To claim that physical pain and suffering occurred, a claimant would need documentation of their physical injuries. The full suffering includes all of the discomfort and pain that has been endured, along with any effects the claimant is likely to experience in the future.

To claim that mental pain and suffering occurred, a claimant needs documentation of their mental state. Mental pain might include:

  • Post-traumatic stress
  • Depression
  • Anxiety and shock
  • Anger
  • Humiliation
  • Any emotional distress and mental anguish
  • Fear

All negative emotions that a plaintiff has suffered due to an injury or a defendant’s negligence are considered to be mental pain and suffering.

Documents Needed for Proof :

No matter the circumstances, you will need to gather a great deal of documentation to prove that pain and suffering occurred:

  • Receipts for prescriptions
  • Official medical reports
  • Receipts for over-the-counter medications
  • Relevant medical bills
  • Proof of time lost from work or school
  • A detailed log of all missed activities, pain, and medical treatment
  • Injury photos

Calculating Pain and Suffering :

There is no standard algorithm to calculate pain and suffering. Different insurance companies will calculate it in different ways. However, there are a few standard methods.

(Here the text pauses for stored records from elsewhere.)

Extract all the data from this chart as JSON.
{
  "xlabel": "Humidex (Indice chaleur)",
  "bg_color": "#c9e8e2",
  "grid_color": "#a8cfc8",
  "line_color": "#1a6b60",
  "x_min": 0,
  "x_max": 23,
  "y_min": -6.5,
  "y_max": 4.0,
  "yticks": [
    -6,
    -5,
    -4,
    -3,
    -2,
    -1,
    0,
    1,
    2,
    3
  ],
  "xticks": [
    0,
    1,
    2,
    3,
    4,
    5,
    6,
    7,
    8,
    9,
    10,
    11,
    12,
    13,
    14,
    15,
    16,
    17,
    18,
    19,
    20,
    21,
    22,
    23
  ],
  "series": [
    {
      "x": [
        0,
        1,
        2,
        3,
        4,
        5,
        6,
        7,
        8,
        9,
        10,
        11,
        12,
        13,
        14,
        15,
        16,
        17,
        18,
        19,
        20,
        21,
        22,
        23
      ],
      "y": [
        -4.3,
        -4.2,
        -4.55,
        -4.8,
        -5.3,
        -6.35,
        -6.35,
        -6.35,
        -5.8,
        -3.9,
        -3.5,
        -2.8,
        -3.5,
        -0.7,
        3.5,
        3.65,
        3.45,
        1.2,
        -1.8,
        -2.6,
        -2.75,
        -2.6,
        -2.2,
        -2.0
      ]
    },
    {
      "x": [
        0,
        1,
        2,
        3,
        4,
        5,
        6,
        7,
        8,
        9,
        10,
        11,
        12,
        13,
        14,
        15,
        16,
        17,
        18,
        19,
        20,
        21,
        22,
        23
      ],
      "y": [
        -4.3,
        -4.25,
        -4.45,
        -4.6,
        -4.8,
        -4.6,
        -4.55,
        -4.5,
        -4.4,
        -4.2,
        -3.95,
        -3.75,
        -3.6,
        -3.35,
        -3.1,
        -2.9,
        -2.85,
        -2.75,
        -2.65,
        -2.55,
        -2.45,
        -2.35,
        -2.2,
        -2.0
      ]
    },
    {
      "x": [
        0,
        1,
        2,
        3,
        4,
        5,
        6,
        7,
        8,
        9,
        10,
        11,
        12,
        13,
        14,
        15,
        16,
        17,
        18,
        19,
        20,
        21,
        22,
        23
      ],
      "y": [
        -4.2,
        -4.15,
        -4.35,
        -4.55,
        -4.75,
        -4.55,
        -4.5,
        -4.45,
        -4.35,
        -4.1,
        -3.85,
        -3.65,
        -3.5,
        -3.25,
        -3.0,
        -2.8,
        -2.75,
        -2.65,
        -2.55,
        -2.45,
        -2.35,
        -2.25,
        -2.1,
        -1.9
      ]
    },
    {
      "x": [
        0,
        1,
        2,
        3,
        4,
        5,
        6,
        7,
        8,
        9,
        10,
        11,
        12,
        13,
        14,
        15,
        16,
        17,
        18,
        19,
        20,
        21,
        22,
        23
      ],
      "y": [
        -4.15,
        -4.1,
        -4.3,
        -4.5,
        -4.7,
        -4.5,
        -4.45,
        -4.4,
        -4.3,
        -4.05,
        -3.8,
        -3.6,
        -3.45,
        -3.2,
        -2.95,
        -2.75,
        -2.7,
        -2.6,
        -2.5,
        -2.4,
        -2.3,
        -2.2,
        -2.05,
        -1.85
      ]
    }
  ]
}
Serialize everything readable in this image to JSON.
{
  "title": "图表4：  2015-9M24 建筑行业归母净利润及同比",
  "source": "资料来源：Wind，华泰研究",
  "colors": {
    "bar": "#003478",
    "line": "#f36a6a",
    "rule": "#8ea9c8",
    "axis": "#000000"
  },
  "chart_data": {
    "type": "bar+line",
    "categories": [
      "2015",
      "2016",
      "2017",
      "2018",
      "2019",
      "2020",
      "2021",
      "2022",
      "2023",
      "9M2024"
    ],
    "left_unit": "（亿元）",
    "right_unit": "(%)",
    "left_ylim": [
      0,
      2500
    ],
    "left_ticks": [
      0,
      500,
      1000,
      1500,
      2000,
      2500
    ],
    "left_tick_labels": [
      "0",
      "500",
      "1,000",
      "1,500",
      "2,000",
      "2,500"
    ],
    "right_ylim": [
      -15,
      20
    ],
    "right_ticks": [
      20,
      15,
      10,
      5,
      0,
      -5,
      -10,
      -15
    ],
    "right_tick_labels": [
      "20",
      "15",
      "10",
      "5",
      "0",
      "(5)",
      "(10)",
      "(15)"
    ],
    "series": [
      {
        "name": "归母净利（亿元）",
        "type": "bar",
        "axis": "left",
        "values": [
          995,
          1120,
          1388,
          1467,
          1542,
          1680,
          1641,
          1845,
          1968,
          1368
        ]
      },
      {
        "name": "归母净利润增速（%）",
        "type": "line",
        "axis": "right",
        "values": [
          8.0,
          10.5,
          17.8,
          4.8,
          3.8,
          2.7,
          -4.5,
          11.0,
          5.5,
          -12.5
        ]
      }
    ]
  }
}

The multiplier method is used when a company multiplies a person’s total medical bills by a number ranging from 1 to 5. 1 is for minor injuries, while 5 is for more severe injuries. This is the amount of compensation the plaintiff receives.

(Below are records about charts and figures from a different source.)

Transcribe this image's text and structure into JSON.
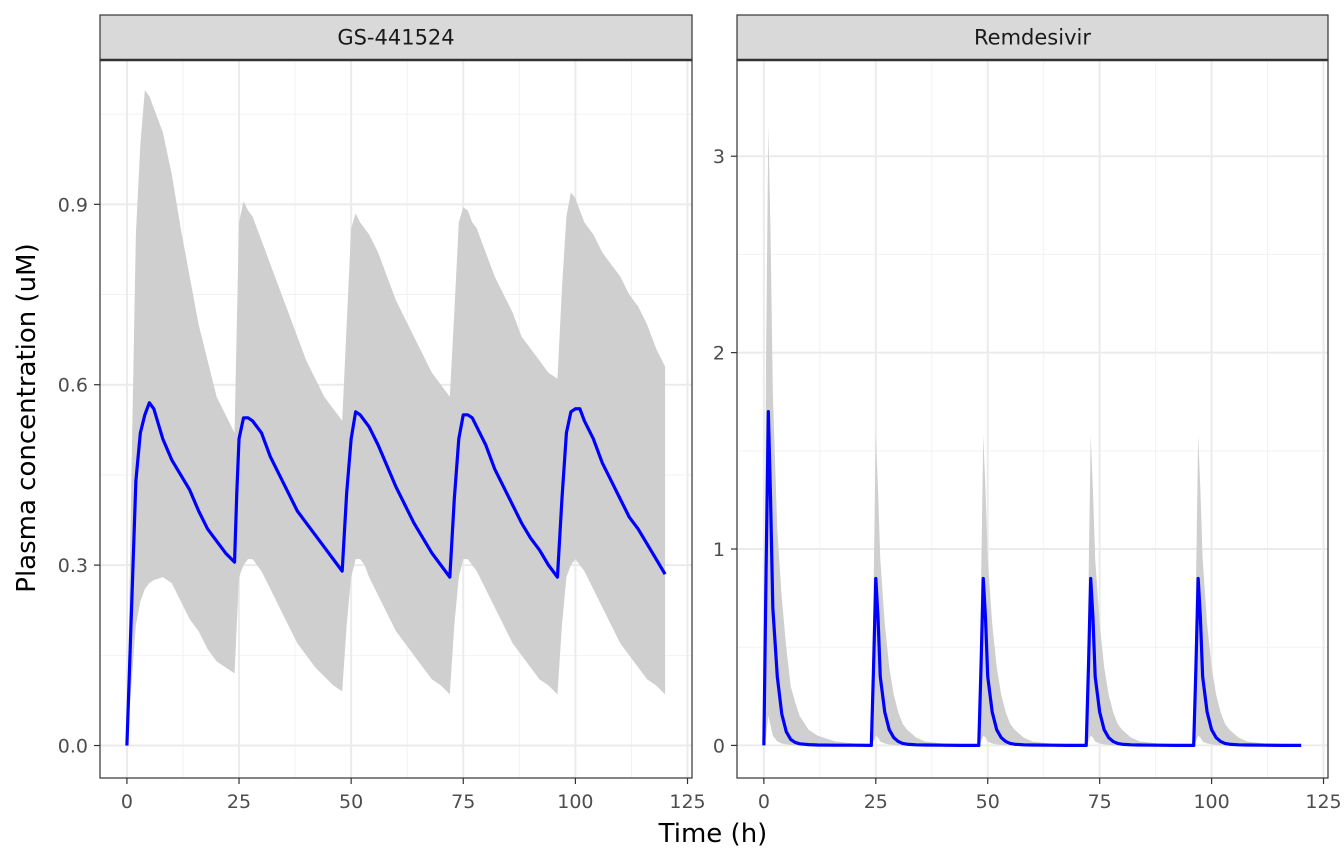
{
  "chart_data": {
    "type": "line",
    "xlabel": "Time (h)",
    "ylabel": "Plasma concentration (uM)",
    "grid": true,
    "legend": "none",
    "colors": {
      "line": "#0000ff",
      "ribbon": "#cfcfcf"
    },
    "panels": [
      {
        "title": "GS-441524",
        "xlim": [
          -6,
          126
        ],
        "ylim": [
          -0.054,
          1.14
        ],
        "x_ticks": [
          0,
          25,
          50,
          75,
          100,
          125
        ],
        "x_tick_labels": [
          "0",
          "25",
          "50",
          "75",
          "100",
          "125"
        ],
        "y_ticks": [
          0,
          0.3,
          0.6,
          0.9
        ],
        "y_tick_labels": [
          "0.0",
          "0.3",
          "0.6",
          "0.9"
        ],
        "series": [
          {
            "x": [
              0,
              1,
              2,
              3,
              4,
              5,
              6,
              8,
              10,
              12,
              14,
              16,
              18,
              20,
              22,
              24,
              24.5,
              25,
              26,
              27,
              28,
              29,
              30,
              32,
              34,
              36,
              38,
              40,
              42,
              44,
              46,
              48,
              49,
              50,
              51,
              52,
              53,
              54,
              56,
              58,
              60,
              62,
              64,
              66,
              68,
              70,
              72,
              73,
              74,
              75,
              76,
              77,
              78,
              80,
              82,
              84,
              86,
              88,
              90,
              92,
              94,
              96,
              97,
              98,
              99,
              100,
              101,
              102,
              104,
              106,
              108,
              110,
              112,
              114,
              116,
              118,
              120
            ],
            "y": [
              0.0,
              0.22,
              0.44,
              0.52,
              0.55,
              0.57,
              0.56,
              0.51,
              0.475,
              0.45,
              0.425,
              0.39,
              0.36,
              0.34,
              0.32,
              0.305,
              0.42,
              0.51,
              0.545,
              0.545,
              0.54,
              0.53,
              0.52,
              0.48,
              0.45,
              0.42,
              0.39,
              0.37,
              0.35,
              0.33,
              0.31,
              0.29,
              0.42,
              0.51,
              0.555,
              0.55,
              0.54,
              0.53,
              0.5,
              0.465,
              0.43,
              0.4,
              0.37,
              0.345,
              0.32,
              0.3,
              0.28,
              0.41,
              0.51,
              0.55,
              0.55,
              0.545,
              0.53,
              0.5,
              0.46,
              0.43,
              0.4,
              0.37,
              0.345,
              0.325,
              0.3,
              0.28,
              0.41,
              0.52,
              0.555,
              0.56,
              0.56,
              0.54,
              0.51,
              0.47,
              0.44,
              0.41,
              0.38,
              0.36,
              0.335,
              0.31,
              0.285
            ],
            "lower": [
              0.0,
              0.1,
              0.2,
              0.24,
              0.26,
              0.27,
              0.275,
              0.28,
              0.27,
              0.24,
              0.21,
              0.19,
              0.16,
              0.14,
              0.13,
              0.12,
              0.2,
              0.28,
              0.3,
              0.31,
              0.31,
              0.3,
              0.29,
              0.26,
              0.23,
              0.2,
              0.17,
              0.15,
              0.13,
              0.115,
              0.1,
              0.09,
              0.2,
              0.28,
              0.31,
              0.31,
              0.3,
              0.28,
              0.25,
              0.22,
              0.19,
              0.17,
              0.15,
              0.13,
              0.11,
              0.1,
              0.085,
              0.2,
              0.28,
              0.31,
              0.31,
              0.3,
              0.29,
              0.26,
              0.23,
              0.2,
              0.17,
              0.15,
              0.13,
              0.11,
              0.1,
              0.085,
              0.2,
              0.28,
              0.3,
              0.31,
              0.3,
              0.29,
              0.26,
              0.23,
              0.2,
              0.17,
              0.15,
              0.13,
              0.11,
              0.1,
              0.085
            ],
            "upper": [
              0.0,
              0.45,
              0.85,
              1.0,
              1.09,
              1.08,
              1.06,
              1.02,
              0.95,
              0.86,
              0.78,
              0.7,
              0.64,
              0.58,
              0.55,
              0.52,
              0.7,
              0.87,
              0.905,
              0.89,
              0.88,
              0.86,
              0.84,
              0.8,
              0.76,
              0.72,
              0.68,
              0.64,
              0.61,
              0.58,
              0.56,
              0.54,
              0.7,
              0.86,
              0.885,
              0.87,
              0.86,
              0.85,
              0.82,
              0.78,
              0.74,
              0.71,
              0.68,
              0.65,
              0.62,
              0.6,
              0.58,
              0.72,
              0.87,
              0.895,
              0.89,
              0.87,
              0.86,
              0.82,
              0.78,
              0.75,
              0.72,
              0.68,
              0.66,
              0.64,
              0.62,
              0.61,
              0.76,
              0.88,
              0.92,
              0.91,
              0.89,
              0.87,
              0.85,
              0.82,
              0.8,
              0.78,
              0.75,
              0.73,
              0.7,
              0.66,
              0.63
            ]
          }
        ]
      },
      {
        "title": "Remdesivir",
        "xlim": [
          -6,
          126
        ],
        "ylim": [
          -0.166,
          3.49
        ],
        "x_ticks": [
          0,
          25,
          50,
          75,
          100,
          125
        ],
        "x_tick_labels": [
          "0",
          "25",
          "50",
          "75",
          "100",
          "125"
        ],
        "y_ticks": [
          0,
          1,
          2,
          3
        ],
        "y_tick_labels": [
          "0",
          "1",
          "2",
          "3"
        ],
        "series": [
          {
            "x": [
              0,
              0.5,
              1,
              1.5,
              2,
              3,
              4,
              5,
              6,
              7,
              8,
              10,
              12,
              16,
              20,
              24,
              24.5,
              25,
              25.5,
              26,
              27,
              28,
              29,
              30,
              31,
              32,
              34,
              36,
              40,
              44,
              48,
              48.5,
              49,
              49.5,
              50,
              51,
              52,
              53,
              54,
              55,
              56,
              58,
              60,
              64,
              68,
              72,
              72.5,
              73,
              73.5,
              74,
              75,
              76,
              77,
              78,
              79,
              80,
              82,
              84,
              88,
              92,
              96,
              96.5,
              97,
              97.5,
              98,
              99,
              100,
              101,
              102,
              103,
              104,
              106,
              108,
              112,
              116,
              120
            ],
            "y": [
              0.0,
              0.9,
              1.7,
              1.25,
              0.7,
              0.35,
              0.16,
              0.07,
              0.03,
              0.015,
              0.008,
              0.004,
              0.002,
              0.001,
              0.001,
              0.0,
              0.4,
              0.85,
              0.65,
              0.35,
              0.17,
              0.08,
              0.04,
              0.02,
              0.01,
              0.006,
              0.003,
              0.002,
              0.001,
              0.0,
              0.0,
              0.4,
              0.85,
              0.65,
              0.35,
              0.17,
              0.08,
              0.04,
              0.02,
              0.01,
              0.006,
              0.003,
              0.002,
              0.001,
              0.0,
              0.0,
              0.4,
              0.85,
              0.65,
              0.35,
              0.17,
              0.08,
              0.04,
              0.02,
              0.01,
              0.006,
              0.003,
              0.002,
              0.001,
              0.0,
              0.0,
              0.4,
              0.85,
              0.65,
              0.35,
              0.17,
              0.08,
              0.04,
              0.02,
              0.01,
              0.006,
              0.003,
              0.002,
              0.001,
              0.0,
              0.0
            ],
            "lower": [
              0.0,
              0.05,
              0.15,
              0.1,
              0.05,
              0.02,
              0.01,
              0.005,
              0.002,
              0.001,
              0.0,
              0.0,
              0.0,
              0.0,
              0.0,
              0.0,
              0.02,
              0.05,
              0.04,
              0.02,
              0.01,
              0.005,
              0.002,
              0.001,
              0.0,
              0.0,
              0.0,
              0.0,
              0.0,
              0.0,
              0.0,
              0.02,
              0.05,
              0.04,
              0.02,
              0.01,
              0.005,
              0.002,
              0.001,
              0.0,
              0.0,
              0.0,
              0.0,
              0.0,
              0.0,
              0.0,
              0.02,
              0.05,
              0.04,
              0.02,
              0.01,
              0.005,
              0.002,
              0.001,
              0.0,
              0.0,
              0.0,
              0.0,
              0.0,
              0.0,
              0.0,
              0.02,
              0.05,
              0.04,
              0.02,
              0.01,
              0.005,
              0.002,
              0.001,
              0.0,
              0.0,
              0.0,
              0.0,
              0.0,
              0.0,
              0.0
            ],
            "upper": [
              0.0,
              2.0,
              3.15,
              2.6,
              1.8,
              1.1,
              0.75,
              0.5,
              0.3,
              0.22,
              0.15,
              0.08,
              0.05,
              0.02,
              0.01,
              0.005,
              0.8,
              1.58,
              1.3,
              0.95,
              0.62,
              0.4,
              0.26,
              0.17,
              0.11,
              0.08,
              0.04,
              0.02,
              0.01,
              0.005,
              0.005,
              0.8,
              1.58,
              1.3,
              0.95,
              0.62,
              0.4,
              0.26,
              0.17,
              0.11,
              0.08,
              0.04,
              0.02,
              0.01,
              0.005,
              0.005,
              0.8,
              1.58,
              1.3,
              0.95,
              0.62,
              0.4,
              0.26,
              0.17,
              0.11,
              0.08,
              0.04,
              0.02,
              0.01,
              0.005,
              0.005,
              0.8,
              1.58,
              1.3,
              0.95,
              0.62,
              0.4,
              0.26,
              0.17,
              0.11,
              0.08,
              0.04,
              0.02,
              0.01,
              0.005,
              0.0
            ]
          }
        ]
      }
    ]
  }
}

The per diem method is used when a company uses formulas based around the daily suffering a person experiences. A person who was greatly inhibited in their daily function would gather an estimate of all of the activities they cannot do. They would then calculate a cost of compensation for each day. This figure would be multiplied by the amount of days the person had been injured.

Insurance companies might also estimate a generalized cost.

Final Thoughts :

Personal injury attorneys are best suited to handle your personal injury claim. They know the ins and outs of pain and suffering, and they can help you gather the necessary documentation to win your case.